A cela viennent s'ajouter des rumeurs selon lesquelles le futur gouvernement américain, Bush ou Kerry, ne serait pas contre un dollar faible pour aider la reprise économique américaine. Plusieurs stops ont été exécutés pendant les deux dernières semaines et le marché est aujourd'hui court dollar. Cette impulsion pourrait voir une envolée de l'euro jusqu'à 1,30 d'ici à la fin de l'année, à moins d'un discours ferme en provenance de plusieurs officiels des deux côtés de l'Atlantique. Pour les investisseurs qui désirent rester positionnés à la hausse dollar mais aimeraient se protéger contre un renversement de tendance durable, plusieurs possibilités existent: l'achat classique de calls EUR/USD, la vente de puts EUR/USD ne faisant qu'améliorer le prix de revient. Des couvertures à coût zéro peuvent aussi être envisagées et consistent à acheter des calls EUR/USD avec «knock out» et à vendre des puts EUR/USD simultanément.

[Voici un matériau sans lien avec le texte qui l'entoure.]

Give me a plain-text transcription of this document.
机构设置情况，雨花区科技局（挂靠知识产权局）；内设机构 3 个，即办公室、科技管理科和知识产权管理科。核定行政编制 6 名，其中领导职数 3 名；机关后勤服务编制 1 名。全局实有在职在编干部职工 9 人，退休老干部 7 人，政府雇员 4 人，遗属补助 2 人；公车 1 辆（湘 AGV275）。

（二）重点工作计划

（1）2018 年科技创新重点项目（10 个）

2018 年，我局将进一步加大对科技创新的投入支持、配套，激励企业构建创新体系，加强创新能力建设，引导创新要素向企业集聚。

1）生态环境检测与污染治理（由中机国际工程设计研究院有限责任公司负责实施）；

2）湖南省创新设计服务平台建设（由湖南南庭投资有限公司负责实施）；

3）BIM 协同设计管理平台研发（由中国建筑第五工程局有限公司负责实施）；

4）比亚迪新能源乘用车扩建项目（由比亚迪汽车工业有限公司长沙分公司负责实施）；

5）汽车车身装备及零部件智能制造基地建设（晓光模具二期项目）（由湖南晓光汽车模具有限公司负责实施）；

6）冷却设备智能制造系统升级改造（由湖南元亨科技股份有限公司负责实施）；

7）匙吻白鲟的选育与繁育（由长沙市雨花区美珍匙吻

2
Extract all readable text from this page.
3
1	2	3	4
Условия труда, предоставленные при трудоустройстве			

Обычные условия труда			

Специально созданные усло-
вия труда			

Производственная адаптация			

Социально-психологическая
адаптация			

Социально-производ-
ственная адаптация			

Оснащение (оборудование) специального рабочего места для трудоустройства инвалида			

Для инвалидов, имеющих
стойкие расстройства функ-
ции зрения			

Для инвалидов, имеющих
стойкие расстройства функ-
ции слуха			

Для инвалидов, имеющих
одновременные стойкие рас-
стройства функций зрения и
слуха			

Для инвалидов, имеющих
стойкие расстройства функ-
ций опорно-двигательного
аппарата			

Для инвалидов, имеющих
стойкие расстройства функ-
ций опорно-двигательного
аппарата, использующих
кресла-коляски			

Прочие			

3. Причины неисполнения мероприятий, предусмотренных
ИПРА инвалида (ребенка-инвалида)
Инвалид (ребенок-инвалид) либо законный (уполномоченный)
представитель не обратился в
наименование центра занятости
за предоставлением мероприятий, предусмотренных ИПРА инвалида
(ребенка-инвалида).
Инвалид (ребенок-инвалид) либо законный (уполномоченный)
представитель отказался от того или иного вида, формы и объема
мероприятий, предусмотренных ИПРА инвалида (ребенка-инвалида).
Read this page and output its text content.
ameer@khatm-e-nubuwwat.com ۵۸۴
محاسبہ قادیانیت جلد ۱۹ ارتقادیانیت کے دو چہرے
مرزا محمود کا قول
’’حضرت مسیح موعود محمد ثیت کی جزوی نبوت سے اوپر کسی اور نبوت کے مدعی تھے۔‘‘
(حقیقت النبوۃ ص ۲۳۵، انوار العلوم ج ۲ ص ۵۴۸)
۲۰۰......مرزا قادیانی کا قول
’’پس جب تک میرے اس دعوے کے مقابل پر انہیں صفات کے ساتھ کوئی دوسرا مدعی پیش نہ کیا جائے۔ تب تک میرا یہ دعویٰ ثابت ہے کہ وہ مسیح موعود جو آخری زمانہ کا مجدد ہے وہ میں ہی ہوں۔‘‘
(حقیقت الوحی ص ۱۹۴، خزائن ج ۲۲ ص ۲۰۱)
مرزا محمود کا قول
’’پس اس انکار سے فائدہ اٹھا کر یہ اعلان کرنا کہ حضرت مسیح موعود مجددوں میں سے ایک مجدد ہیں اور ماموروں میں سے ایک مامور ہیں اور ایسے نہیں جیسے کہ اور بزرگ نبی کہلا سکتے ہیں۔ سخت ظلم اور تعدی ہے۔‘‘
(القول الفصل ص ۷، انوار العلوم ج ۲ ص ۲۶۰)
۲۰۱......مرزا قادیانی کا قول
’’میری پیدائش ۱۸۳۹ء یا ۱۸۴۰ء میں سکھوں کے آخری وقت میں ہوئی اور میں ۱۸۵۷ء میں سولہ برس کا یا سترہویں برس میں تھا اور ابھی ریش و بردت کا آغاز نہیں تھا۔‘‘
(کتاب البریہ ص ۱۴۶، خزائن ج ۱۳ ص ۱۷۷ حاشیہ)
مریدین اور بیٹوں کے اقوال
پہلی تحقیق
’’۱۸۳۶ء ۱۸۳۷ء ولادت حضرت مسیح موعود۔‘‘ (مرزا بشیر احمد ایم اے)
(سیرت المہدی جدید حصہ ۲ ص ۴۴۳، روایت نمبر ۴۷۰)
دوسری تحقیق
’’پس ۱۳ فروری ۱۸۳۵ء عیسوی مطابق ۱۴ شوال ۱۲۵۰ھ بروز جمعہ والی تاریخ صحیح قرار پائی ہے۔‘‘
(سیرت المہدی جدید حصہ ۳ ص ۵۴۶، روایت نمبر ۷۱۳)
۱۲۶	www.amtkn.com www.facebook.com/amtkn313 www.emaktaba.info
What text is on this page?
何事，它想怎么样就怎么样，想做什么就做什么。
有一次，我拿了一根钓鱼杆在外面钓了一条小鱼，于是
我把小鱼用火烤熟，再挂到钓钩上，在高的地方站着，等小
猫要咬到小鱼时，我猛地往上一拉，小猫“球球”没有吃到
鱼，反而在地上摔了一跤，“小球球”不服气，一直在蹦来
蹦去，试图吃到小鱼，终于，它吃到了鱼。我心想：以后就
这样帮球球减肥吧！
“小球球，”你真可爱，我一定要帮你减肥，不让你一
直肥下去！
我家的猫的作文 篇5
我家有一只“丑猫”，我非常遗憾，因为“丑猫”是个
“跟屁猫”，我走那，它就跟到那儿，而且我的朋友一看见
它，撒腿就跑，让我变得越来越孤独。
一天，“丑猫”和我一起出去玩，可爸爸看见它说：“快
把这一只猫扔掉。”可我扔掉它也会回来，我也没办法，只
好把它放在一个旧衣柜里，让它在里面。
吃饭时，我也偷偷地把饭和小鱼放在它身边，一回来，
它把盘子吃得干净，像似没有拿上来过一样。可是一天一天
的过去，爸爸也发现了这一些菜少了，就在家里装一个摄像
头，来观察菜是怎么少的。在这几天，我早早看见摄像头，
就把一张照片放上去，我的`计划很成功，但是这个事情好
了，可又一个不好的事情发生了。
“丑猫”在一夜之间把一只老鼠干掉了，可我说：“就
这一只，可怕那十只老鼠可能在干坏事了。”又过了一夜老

Enfin, pour des investisseurs plus avertis, une autre stratégie consisterait à acheter des calls EUR/USD tout en minimisant le coût en faisant un pari sur la prime. Petit exemple, au lieu d'acheter un call EUR/USD classique 1,28 à 6 mois, à un coût de 35 000 dollars pour un million d'euros, vous payez aujourd'hui 10 000 dollars pour la même option et 10 000 dollars de plus si l'on touche 1,31 et 1,33 dans les 6 prochains mois, ou 20 000 dollars de plus si l'on touche 1,2400. Toutes ces options de couverture comportent un coût et nous conseillons aux investisseurs d'alléger une partie des positions longues dollar sur des replis vers 1,2550/ 1,2650.